I spent the next 30-minutes doodling on the back of a reef coloring sheet. My classmates were in disbelief.
“Dag, you don’t get nothing on Christmas? That’s crazy! I couldn’t be no Muzlim.”
“That’s ’cause she don’t believe in Jesus, she believes in Ola.”
“No and Santa doesn’t even have anything to do with …”  They weren’t tryna hear any of it. All the comebacks I had stored up over the years from being in this same exact situation fell on deaf ears. At 8-years-old, all they could process was the shock of me waking up on December 25th without any gifts waiting for me while I was purposely avoiding red and green crayons – I was done with the holiday hoopla at this point.
This was as broad as religious discussions got in my public school elementary classrooms. Year after year, I sat through Christmas plays, visits from Santa, and tree decorating activities. There was an occasional presentation on Kwanzaa, which usually only lasted a day and included a lackluster call-and-response of a few of the principles. I also remember learning a tidbit about Jewish dreidels and Hanukkah. Exposure pretty much stopped there.
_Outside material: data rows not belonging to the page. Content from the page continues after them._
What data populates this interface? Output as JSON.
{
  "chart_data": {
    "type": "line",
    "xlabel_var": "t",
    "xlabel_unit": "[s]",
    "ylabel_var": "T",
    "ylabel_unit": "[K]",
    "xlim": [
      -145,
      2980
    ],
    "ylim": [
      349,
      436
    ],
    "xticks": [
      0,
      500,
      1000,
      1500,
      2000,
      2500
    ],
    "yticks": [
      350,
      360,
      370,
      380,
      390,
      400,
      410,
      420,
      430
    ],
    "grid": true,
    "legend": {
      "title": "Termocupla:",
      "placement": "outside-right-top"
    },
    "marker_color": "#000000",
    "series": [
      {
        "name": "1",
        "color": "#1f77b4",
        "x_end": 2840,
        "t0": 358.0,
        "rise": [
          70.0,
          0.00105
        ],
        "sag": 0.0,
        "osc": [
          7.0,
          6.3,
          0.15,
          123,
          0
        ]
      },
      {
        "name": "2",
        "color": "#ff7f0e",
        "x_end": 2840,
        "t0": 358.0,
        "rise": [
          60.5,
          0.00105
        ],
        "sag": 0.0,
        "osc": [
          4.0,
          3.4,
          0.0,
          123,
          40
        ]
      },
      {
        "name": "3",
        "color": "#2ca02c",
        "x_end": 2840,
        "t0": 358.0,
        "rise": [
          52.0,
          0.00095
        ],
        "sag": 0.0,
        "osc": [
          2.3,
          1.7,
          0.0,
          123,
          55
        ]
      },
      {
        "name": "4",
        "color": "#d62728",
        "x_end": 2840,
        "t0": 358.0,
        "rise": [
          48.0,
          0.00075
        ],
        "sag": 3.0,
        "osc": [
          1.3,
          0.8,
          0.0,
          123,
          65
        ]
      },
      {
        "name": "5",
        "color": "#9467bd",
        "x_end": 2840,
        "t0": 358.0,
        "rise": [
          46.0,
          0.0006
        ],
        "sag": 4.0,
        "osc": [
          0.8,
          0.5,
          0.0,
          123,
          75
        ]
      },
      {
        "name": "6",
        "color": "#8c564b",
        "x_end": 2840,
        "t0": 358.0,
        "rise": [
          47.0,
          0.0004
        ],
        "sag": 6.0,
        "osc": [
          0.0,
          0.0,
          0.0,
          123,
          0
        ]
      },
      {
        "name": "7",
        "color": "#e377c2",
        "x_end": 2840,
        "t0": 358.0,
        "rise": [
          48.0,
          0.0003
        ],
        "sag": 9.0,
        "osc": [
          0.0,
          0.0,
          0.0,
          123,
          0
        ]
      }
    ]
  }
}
At the time, I didn’t think much of it. I was used to standing out either because of my name, not pledging to the flag in the morning or not having gifts to brag about after Xmas or Easter. I always saw my faith as outside of the norm, something I only learned about at home or schooled my peers on during recess.
As an adult who’s taken opportunities to learn about other cultures and belief systems, I see the problem in this limited and one-sided exposure in our school systems and when I continue to come across stories about parents being upset over their children learning about Islam in school, I find it so ironic. A teacher in Tennessee was reprimanded last week for including Islamic symbols in classroom decorations (which also included Xmas, Hanukkah, and Kwanzaa decorations).  There was also the case of a mother in Michigan being “outraged” over her child’s assignment on the 5 major religions in the world because, Islam.
What is the harm in learning about another faith or its holiday traditions when so much of our school system curriculum shoves days like Christmas and Easter down students’ throats?
One of the main purposes of education should be to give students as much cultural insight as possible, not to program and indoctrinate one religion over the other. America is a mostly Christian country, so I get the imbalance to a degree, but the reaction of these parents and my experience in school says a lot about where we are as a society. Of course the media plays a role in this type of unnecessary paranoia with equating Islam with terrorism; but, an educational system too scared or unwilling to give children an accurate understanding of the diversity that makes up our world is a huge part of the reason so many of us grow up to be clueless, biased adults.